The narrator begins the story by detailing her complex relationship with love and the idea behind the term “love.” She claims that time and time again she falls into this loop where she speaks words of “stale hope” into the ears of the lovers she holds dear and cherishes them like “a last drink of milk” just waiting to expire. To her, romance is a “scab torn off” and “regrown.” Such a description of companionship lends it the frail yet promising quality of reincarnation. Furthermore, broken hearts must decide whether they will be hesitant or open to the loves that will come and go from their lives.

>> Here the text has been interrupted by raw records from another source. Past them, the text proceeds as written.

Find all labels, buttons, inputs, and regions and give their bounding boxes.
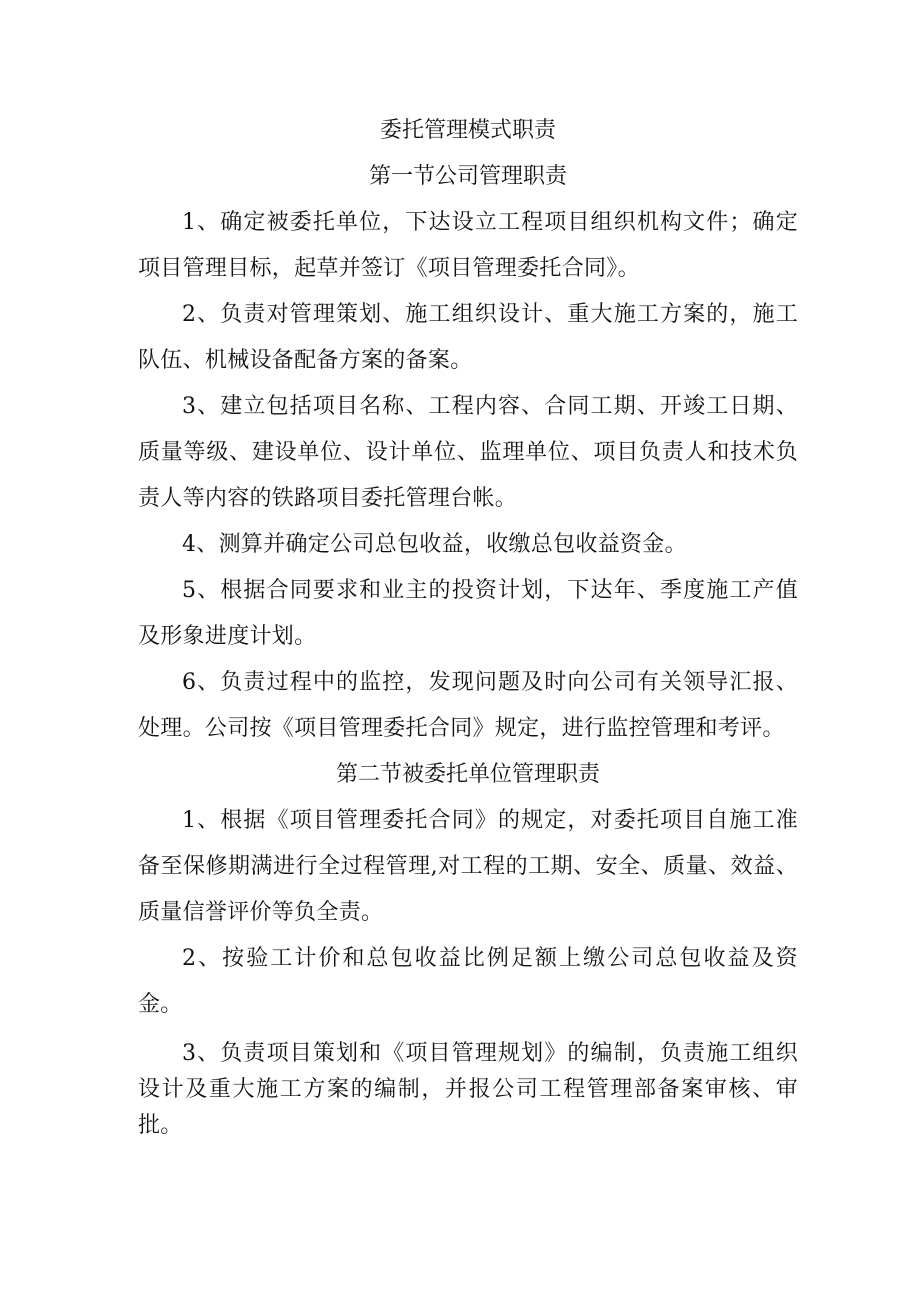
paragraph: 5、根据合同要求和业主的投资计划，下达年、季度施工产值及形象进度计划。 [138, 578, 798, 649]
paragraph: 1、确定被委托单位，下达设立工程项目组织机构文件；确定项目管理目标，起草并签订《项目管理委托合同》。 [138, 210, 798, 281]
document-title: 委托管理模式职责 [379, 118, 556, 143]
paragraph: 2、按验工计价和总包收益比例足额上缴公司总包收益及资金。 [138, 946, 798, 1017]
section-heading-1: 第一节公司管理职责 [368, 164, 567, 189]
document-body [138, 108, 798, 1144]
paragraph: 3、建立包括项目名称、工程内容、合同工期、开竣工日期、质量等级、建设单位、设计单位、监理单位、项目负责人和技术负责人等内容的铁路项目委托管理台帐。 [138, 394, 798, 511]
paragraph: 3、负责项目策划和《项目管理规划》的编制，负责施工组织设计及重大施工方案的编制，并报公司工程管理部备案审核、审批。 [138, 1041, 798, 1138]
paragraph: 4、测算并确定公司总包收益，收缴总包收益资金。 [182, 532, 687, 557]
section-heading-2: 第二节被委托单位管理职责 [335, 762, 600, 787]
paragraph: 6、负责过程中的监控，发现问题及时向公司有关领导汇报、处理。公司按《项目管理委托合同》规定，进行监控管理和考评。 [138, 670, 798, 741]
paragraph: 2、负责对管理策划、施工组织设计、重大施工方案的，施工队伍、机械设备配备方案的备案。 [138, 302, 798, 373]
paragraph: 1、根据《项目管理委托合同》的规定，对委托项目自施工准备至保修期满进行全过程管理,对工程的工期、安全、质量、效益、质量信誉评价等负全责。 [138, 808, 798, 925]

The narrator describes her past lover as a “clump of blackened spruce that lights [her] gasoline-soaked heart.” With rhetoric like this, she shines light on her heart and its often tainted, forever-ignited state. In turn, her easily impressionable, receptive spirit perceives problematic signs as symbols of slight turbulence. The narrator compares this feeling of denial to running through a snow-laden forest without a coat and having snowy tree branches whip her across the face. Every step she takes deeper into the wilderness is garnished with hope and promise, and even though she faces the physical and emotional trauma of the obstacles right in front of her, she keeps running—hopefully and ignorantly so.

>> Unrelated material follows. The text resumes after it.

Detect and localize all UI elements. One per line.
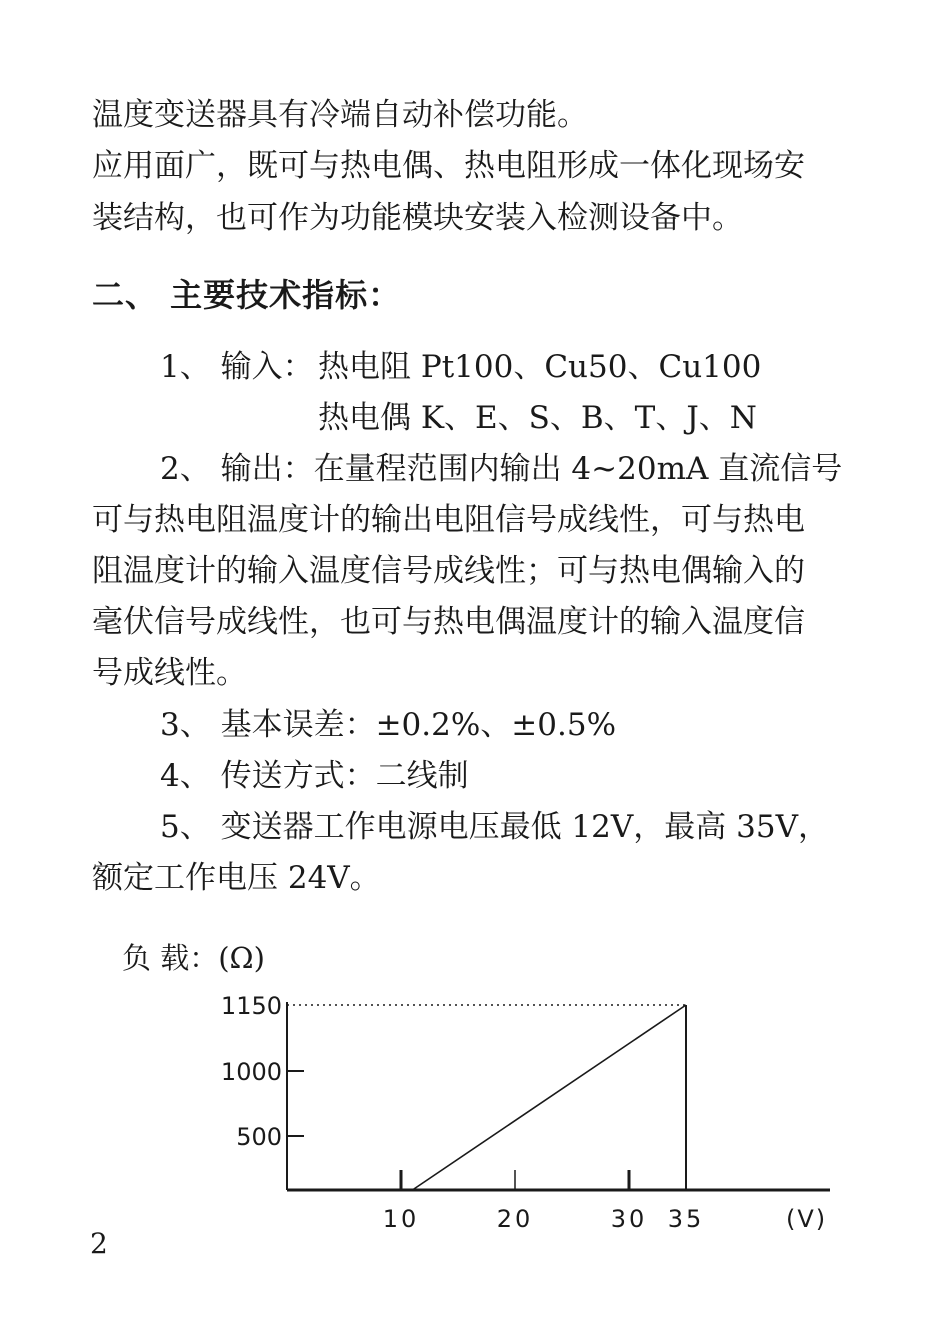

However, when her dreams begin to “lose their contours” and heartbreak begins to set like the dusk sun, her lamp and her soul’s impulse to survive pray “for a daybreak” to crack “between the lines” of a story that has long had its cover locked shut. This pattern of emotional negligence sets her heart at a value comparable to that of a measly “good bowl of macaroni and sausages.” These “pleated feelings” she tries desperately to “smooth out” never really disappear. Every article of clothing he once wore, every piece of household décor he once treasured, and every photograph of his smile bring back her dread in paralyzing waves. Nevertheless, it is hope that allows her to push through. The emotional wounds to which she plays doctor are “multicolored bruises” that she is now finally beginning to treasure. She begins to make an ally of the word “slowly” and begins to find peace in the conquest that lies at the end of the journey of gradual self-exploration.

And while there are times where she “[dreams] up all of the ways [she] might slip around [his] neck” and “wake up in [his] hands,” she knows that these fantasies must go nowhere, as she is no longer a wild, lustful child banking on codependence to lead her to internal salvation. She instead allows the beauty of nature and the truth in self-reflection to “let time tune its instrument accordingly.”

Overall, this collection of poems is a powerful, refreshingly honest ode to womanhood, love, loss, and introspection. There is a level of vulnerability in each line and a level of honesty within each stanza that readers interested in coming-of-age literature should, without a shadow of a doubt, enjoy.